During Obama’s second term in office, Russia invaded Ukraine, annexed Crimea, and bombed rebels and civilians in the Syrian civil war. The country has also been accused of provoking maneuvers directed against a US warship in the Baltic seas and a US aircraft in international space. It deployed ballistic missiles to Kaliningrad (agitating Poland and Lithuania) and expelled US diplomats from the country. And last but not least, Russia stands accused of launching cyberattacks against the Democratic National Committee (DNC) and Hillary Clinton in order to help Donald Trump win the presidency and of disseminating online propaganda aimed at discrediting the American election process. These accusations are extremely alarming.

As former National Security Agency and Central Intelligence Agency Director Michael Hayden made clear in a speech at the Heritage Foundation in Washington, D.C. in October “a foreign intelligence service getting the internal political emails of a major political party of a major foreign adversary” is nothing new. It is simply “honorable state espionage.”

This goes for the disinformation campaign as well. During the Cold War influence operations were the norm. The digital era has only provided a new and more effective way to conduct them. As The New York Times reported in August, the Kremlin now “lacks the economic strength and overall might to openly confront NATO, the European Union or the United States” and has resorted once again to “dezinformatsiya”, which in Russian means disinformation. According to US investigations, not only did the Russian government direct cyberattacks against the DNC, Hillary Clinton and her campaign chairman John Podesta, and publicly release their emails with the help of WikiLeaks founder Julian Assange, it also spread misinformation via Sputnik and RT, two Russian government-controlled media outlets (and apparently through Facebook and Google as well). This misinformation then made its way to Republican presidential nominee and now President-elect Donald Trump who fed it to the American public.

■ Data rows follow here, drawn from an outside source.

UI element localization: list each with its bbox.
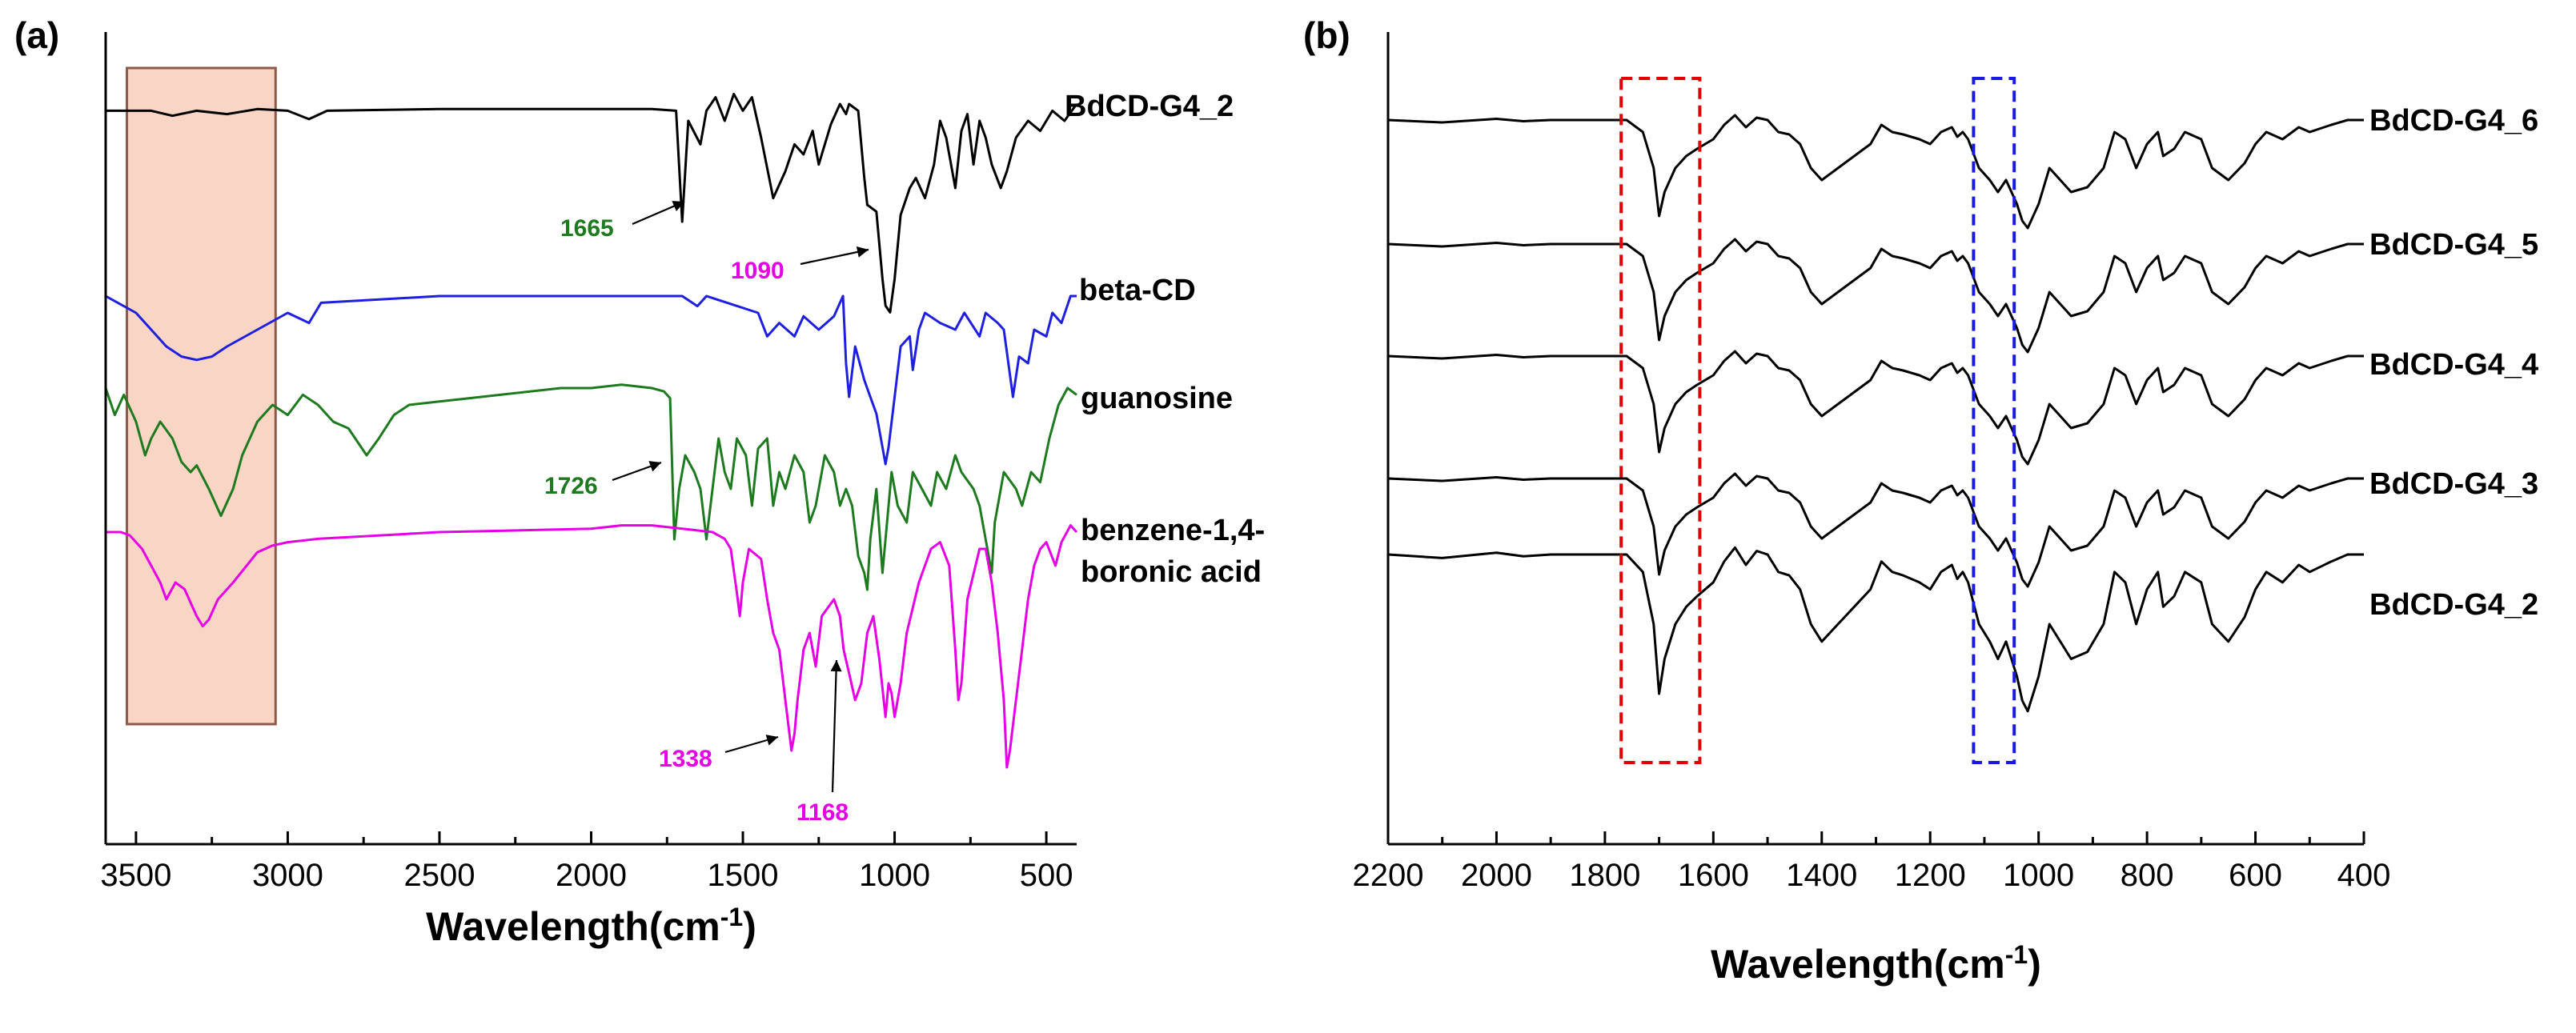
series-bdcd-g4-2 [106,92,1078,314]
panel-b-x-axis-title: Wavelength(cm-1) [1711,940,2041,987]
x-tick-label: 1600 [1678,858,1749,893]
x-tick-label: 600 [2229,858,2282,893]
panel-a-x-axis-title: Wavelength(cm-1) [426,903,756,949]
series-benzene-1-4-boronic-acid [106,524,1078,769]
panel-b-series-labels: BdCD-G4_6 BdCD-G4_5 BdCD-G4_4 BdCD-G4_3 BdCD… [2369,104,2538,622]
peak-arrow-1168 [831,659,838,793]
panel-a: (a) 1665 1090 1726 1338 1168 3500 3000 2500 200… [14,14,1265,949]
panel-b-label: (b) [1303,14,1350,56]
x-tick-label: 2500 [403,858,475,893]
series-label-guanosine: guanosine [1081,382,1233,415]
panel-a-series [104,92,1078,769]
x-tick-label: 500 [1020,858,1073,893]
panel-b-series [1387,114,2364,713]
x-tick-label: 2000 [1461,858,1532,893]
series-beta-cd [105,294,1077,466]
panel-a-ticks: 3500 3000 2500 2000 1500 1000 500 [100,831,1073,893]
x-tick-label: 800 [2121,858,2174,893]
peak-arrow-1090 [800,248,869,266]
highlight-box-2 [1972,77,2016,764]
series-label-bdcd-g4-4: BdCD-G4_4 [2369,348,2538,382]
peak-arrowhead-1168 [830,660,842,672]
peak-label-1665: 1665 [560,215,614,242]
series-bdcd-g4-5 [1387,238,2364,354]
peak-label-1168: 1168 [796,799,849,826]
panel-b: (b) 2200 2000 1800 1600 1400 1200 1000 800 600 40… [1303,14,2538,987]
series-label-bdcd-g4-6: BdCD-G4_6 [2369,104,2538,138]
panel-a-series-labels: BdCD-G4_2 beta-CD guanosine benzene-1,4- bor… [1065,90,1265,589]
series-label-bdcd-g4-5: BdCD-G4_5 [2369,228,2538,262]
x-tick-label: 1000 [859,858,930,893]
panel-a-label: (a) [14,14,59,56]
series-label-benzene-1-4-boronic-acid: benzene-1,4- [1081,514,1265,547]
peak-arrowhead-1726 [648,461,661,472]
x-tick-label: 400 [2337,858,2391,893]
peak-label-1338: 1338 [659,746,712,772]
series-bdcd-g4-6 [1387,114,2364,230]
panel-b-highlight-boxes [1619,77,2016,764]
x-tick-label: 1200 [1895,858,1966,893]
highlight-box-1 [1619,77,1702,764]
panel-b-ticks: 2200 2000 1800 1600 1400 1200 1000 800 600 400 [1353,831,2391,893]
series-label-bdcd-g4-2: BdCD-G4_2 [1065,90,1234,123]
series-label-benzene-1-4-boronic-acid: boronic acid [1081,555,1262,589]
peak-label-1090: 1090 [731,258,784,284]
peak-arrowhead-1090 [856,246,869,258]
x-tick-label: 1500 [708,858,779,893]
panel-a-annotations: 1665 1090 1726 1338 1168 [544,200,869,826]
highlight-band [126,66,277,726]
x-tick-label: 3000 [252,858,323,893]
x-tick-label: 2200 [1353,858,1424,893]
peak-arrowhead-1665 [672,201,684,211]
peak-label-1726: 1726 [544,473,598,499]
x-tick-label: 1000 [2003,858,2074,893]
series-guanosine [104,383,1077,591]
x-tick-label: 1400 [1786,858,1857,893]
x-tick-label: 2000 [556,858,627,893]
series-bdcd-g4-3 [1387,472,2364,588]
peak-arrowhead-1338 [765,735,778,746]
series-label-bdcd-g4-2: BdCD-G4_2 [2369,588,2538,622]
series-bdcd-g4-2 [1387,546,2364,713]
x-tick-label: 3500 [100,858,171,893]
series-label-beta-cd: beta-CD [1079,274,1196,307]
series-label-bdcd-g4-3: BdCD-G4_3 [2369,467,2538,501]
series-bdcd-g4-4 [1387,350,2364,466]
x-tick-label: 1800 [1569,858,1640,893]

Throughout the campaign, the real estate mogul and his campaign staff (who keep denying any contact with the Russians and dismissing allegations of Russian interference in the election) made repeated use of altered stolen documents released by Sputnik. Particularly telling is the case of the false Blumenthal story. According to Sputnik, Sidney Blumenthal, a person close to Hillary Clinton, had confessed in an email to John Podesta that the 2012 attack on the US State Department’s facility in Benghazi, Libya – that killed US Ambassador J. Christopher Stevens, a State Department officer and two CIA agents – was “preventable”. It turned out that the email had been manipulated by the Russians and the article quickly disappeared from Sputnik. This did not prevent Donal Trump from reading it aloud during one of his rallies.

It is therefore no surprise that following Donald Trump’s victory, Putin said he was ready to “restore fully fledged relations with the US.” However, as many analysts predict, this is not likely to lead to normalization in US-Russia relations. Alexei Venediktov, Editor-in-Chief of Russia’s Echo of Moscow radio, said “Putin doesn’t like unpredictability and Trump is the definition of unpredictability.” The former KGB agent, like the rest of the world will probably go into “a period of studying,” as former Secretary of State Henry Kissinger put it in a recent interview in The Atlantic. He will then try to take advantage of the situation and of his adversary. Trump’s apparent dismissal of NATO, for example, is not likely to reassure Russia or prevent it from future incursions into Latvia or Lithuania.

However, for now “the seat (of President of the United States) is still taken.”

President Obama has ordered the intelligence community to conduct a “full review” of the hacking and both he and his administration have repeatedly warned that Russia expects a counteroffensive. This alone is evidence that the ongoing cyber war has clearly become a new form of Cold War.